За Харитиной он охотился давно, чутьем сластолюбца угадав еще два года назад, как расцветет она в недалеком будущем. И оттого, что все случилось так, как он и предчувствовал, Губарев считал свои права на Харитину неоспоримыми, а недоступность ее в доме Завойко только дразнила полицмейстера.

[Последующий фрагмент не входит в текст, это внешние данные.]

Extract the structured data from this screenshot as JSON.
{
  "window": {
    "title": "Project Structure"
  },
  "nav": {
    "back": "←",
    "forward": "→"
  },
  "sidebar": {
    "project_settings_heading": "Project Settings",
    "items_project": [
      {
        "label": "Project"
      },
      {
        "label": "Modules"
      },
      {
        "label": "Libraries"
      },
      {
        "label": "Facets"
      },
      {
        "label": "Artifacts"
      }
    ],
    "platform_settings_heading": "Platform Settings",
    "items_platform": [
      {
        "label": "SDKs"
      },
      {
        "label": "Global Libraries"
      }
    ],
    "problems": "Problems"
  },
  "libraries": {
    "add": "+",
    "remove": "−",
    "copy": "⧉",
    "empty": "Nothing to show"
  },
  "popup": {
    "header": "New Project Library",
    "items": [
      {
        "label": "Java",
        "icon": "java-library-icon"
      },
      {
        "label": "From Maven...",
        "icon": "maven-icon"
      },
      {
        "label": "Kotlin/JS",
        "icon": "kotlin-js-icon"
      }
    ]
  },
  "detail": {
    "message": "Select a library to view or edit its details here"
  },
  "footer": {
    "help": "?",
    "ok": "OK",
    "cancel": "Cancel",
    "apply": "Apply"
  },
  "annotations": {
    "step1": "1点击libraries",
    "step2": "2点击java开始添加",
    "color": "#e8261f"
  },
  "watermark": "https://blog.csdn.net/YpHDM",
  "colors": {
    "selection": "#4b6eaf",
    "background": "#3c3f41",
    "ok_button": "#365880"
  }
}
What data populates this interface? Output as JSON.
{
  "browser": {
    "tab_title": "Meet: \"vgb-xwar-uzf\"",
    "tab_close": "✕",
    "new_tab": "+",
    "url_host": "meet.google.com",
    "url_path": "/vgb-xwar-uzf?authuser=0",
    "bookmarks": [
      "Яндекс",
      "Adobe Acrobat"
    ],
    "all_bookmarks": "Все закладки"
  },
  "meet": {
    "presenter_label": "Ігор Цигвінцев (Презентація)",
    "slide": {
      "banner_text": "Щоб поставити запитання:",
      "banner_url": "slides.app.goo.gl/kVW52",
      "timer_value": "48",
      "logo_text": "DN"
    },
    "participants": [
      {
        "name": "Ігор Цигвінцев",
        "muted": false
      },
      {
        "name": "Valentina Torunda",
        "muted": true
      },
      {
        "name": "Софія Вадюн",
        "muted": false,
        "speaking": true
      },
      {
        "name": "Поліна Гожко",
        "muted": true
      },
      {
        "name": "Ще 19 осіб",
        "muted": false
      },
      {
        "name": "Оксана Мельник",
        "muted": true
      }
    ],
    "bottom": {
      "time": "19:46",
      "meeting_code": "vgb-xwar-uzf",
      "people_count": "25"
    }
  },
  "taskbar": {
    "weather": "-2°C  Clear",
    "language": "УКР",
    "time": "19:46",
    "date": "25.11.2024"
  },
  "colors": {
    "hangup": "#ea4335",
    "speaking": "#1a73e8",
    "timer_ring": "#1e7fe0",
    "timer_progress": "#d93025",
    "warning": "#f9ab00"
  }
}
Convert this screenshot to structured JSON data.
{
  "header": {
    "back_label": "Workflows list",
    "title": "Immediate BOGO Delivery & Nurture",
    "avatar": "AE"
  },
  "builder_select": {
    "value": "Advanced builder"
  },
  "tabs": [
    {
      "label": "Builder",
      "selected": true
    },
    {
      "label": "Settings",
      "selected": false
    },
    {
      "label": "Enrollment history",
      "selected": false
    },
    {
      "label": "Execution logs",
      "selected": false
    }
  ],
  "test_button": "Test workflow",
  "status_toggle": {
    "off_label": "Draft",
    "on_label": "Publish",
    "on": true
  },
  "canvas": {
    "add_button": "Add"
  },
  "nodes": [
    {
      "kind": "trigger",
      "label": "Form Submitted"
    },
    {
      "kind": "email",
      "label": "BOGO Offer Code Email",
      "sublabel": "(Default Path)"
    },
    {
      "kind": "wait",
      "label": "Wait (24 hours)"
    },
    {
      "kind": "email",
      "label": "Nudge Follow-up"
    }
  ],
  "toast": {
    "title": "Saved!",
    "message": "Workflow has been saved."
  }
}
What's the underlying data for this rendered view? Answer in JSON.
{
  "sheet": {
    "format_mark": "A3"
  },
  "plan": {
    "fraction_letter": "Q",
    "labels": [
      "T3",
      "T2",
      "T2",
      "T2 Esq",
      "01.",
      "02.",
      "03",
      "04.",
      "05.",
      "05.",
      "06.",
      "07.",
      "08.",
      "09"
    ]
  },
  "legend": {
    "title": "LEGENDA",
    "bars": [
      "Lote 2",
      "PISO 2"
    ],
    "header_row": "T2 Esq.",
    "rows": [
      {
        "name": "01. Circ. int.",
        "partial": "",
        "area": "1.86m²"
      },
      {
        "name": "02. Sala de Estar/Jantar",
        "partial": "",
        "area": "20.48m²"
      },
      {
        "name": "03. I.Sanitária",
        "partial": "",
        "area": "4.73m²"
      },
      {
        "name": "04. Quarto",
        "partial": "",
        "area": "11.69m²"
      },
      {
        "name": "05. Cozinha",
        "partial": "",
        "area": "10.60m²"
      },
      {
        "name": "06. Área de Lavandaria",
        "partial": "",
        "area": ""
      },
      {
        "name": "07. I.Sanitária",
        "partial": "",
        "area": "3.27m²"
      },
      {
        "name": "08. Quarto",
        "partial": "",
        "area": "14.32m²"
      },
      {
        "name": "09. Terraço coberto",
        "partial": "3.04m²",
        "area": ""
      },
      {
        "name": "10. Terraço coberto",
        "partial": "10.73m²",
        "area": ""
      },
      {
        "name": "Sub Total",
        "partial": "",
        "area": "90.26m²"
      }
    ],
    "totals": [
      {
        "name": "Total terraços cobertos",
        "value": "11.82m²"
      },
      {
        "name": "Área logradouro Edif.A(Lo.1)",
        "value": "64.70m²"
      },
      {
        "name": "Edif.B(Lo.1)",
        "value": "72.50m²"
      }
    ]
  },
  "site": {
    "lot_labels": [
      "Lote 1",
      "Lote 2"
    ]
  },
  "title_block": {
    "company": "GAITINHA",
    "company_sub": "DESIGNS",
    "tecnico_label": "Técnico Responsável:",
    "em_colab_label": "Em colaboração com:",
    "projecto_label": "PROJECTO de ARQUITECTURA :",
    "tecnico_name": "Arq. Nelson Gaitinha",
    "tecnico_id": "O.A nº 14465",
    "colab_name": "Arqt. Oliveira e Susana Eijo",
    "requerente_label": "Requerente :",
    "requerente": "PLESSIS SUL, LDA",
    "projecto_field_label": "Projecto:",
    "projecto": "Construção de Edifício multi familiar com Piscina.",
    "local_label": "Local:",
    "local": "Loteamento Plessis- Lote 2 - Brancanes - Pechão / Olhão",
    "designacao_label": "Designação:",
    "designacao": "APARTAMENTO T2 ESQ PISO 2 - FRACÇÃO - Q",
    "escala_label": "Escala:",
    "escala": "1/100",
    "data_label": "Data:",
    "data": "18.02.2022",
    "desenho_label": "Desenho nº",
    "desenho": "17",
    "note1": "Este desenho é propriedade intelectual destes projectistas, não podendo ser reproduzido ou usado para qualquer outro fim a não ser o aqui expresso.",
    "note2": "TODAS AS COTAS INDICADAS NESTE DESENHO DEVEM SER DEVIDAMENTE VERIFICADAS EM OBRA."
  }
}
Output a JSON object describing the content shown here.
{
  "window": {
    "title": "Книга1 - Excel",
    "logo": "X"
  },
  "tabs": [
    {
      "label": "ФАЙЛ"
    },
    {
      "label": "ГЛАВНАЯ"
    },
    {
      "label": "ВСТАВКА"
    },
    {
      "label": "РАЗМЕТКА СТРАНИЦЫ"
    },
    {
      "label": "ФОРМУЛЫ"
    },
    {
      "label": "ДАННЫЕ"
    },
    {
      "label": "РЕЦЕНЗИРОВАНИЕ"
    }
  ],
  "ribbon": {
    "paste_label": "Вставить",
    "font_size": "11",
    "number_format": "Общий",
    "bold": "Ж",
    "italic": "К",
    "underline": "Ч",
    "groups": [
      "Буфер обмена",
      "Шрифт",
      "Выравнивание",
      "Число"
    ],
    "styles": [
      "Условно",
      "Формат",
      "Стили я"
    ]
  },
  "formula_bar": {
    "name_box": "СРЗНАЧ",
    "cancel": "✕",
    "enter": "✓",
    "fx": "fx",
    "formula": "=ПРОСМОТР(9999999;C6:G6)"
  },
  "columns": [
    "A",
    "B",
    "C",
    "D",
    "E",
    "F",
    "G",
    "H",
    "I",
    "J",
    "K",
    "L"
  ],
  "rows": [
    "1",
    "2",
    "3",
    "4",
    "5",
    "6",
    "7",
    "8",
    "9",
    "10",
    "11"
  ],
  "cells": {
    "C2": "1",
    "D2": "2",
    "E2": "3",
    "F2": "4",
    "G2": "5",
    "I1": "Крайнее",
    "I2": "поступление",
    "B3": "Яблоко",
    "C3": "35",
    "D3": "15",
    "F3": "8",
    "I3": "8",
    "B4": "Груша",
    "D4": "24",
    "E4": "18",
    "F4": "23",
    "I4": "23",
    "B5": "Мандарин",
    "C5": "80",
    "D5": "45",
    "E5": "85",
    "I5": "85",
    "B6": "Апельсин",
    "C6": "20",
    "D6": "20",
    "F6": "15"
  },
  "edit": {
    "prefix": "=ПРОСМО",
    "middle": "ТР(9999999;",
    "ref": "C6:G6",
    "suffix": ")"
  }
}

Но и после ухода Харитины из дома губернатора Губарев нисколько не преуспел. Столкнувшись с открытой враждебностью девушки, он поостыл было и постарался выбросить ее из головы, да, видимо, это ему не удалось. Вскоре он возобновил то, что называл «правильным преследованием». Со злобной, жестокой настороженностью ждал он какой-нибудь ее оплошности, чтобы добиться своего.

IV

Ветер разорвал медлительные ночные облака, открыв их серые, мутноватые закраины. Луны не видно, но вокруг посветлело, и обширное пространство Авачинской губы стало отсвечивать тусклым свинцовым светом. Огромным зверем, с головою, прижатой к воде, и приподнятым для прыжка туловищем темнела Сигнальная гора.

Возле одного из домиков на пологом склоне Петровской горы, защищавшей Петропавловск с северо-востока, собралась группа людей. Никита Кочнев, Харитина Полуботько и старик Кирилл, денщик Завойко, сидели на низкой скамье. Другие – среди них камчадал Афанасьев и отставной кондуктор Петр Белокопытов, по прозвищу Крапива, – на тополевом бревне.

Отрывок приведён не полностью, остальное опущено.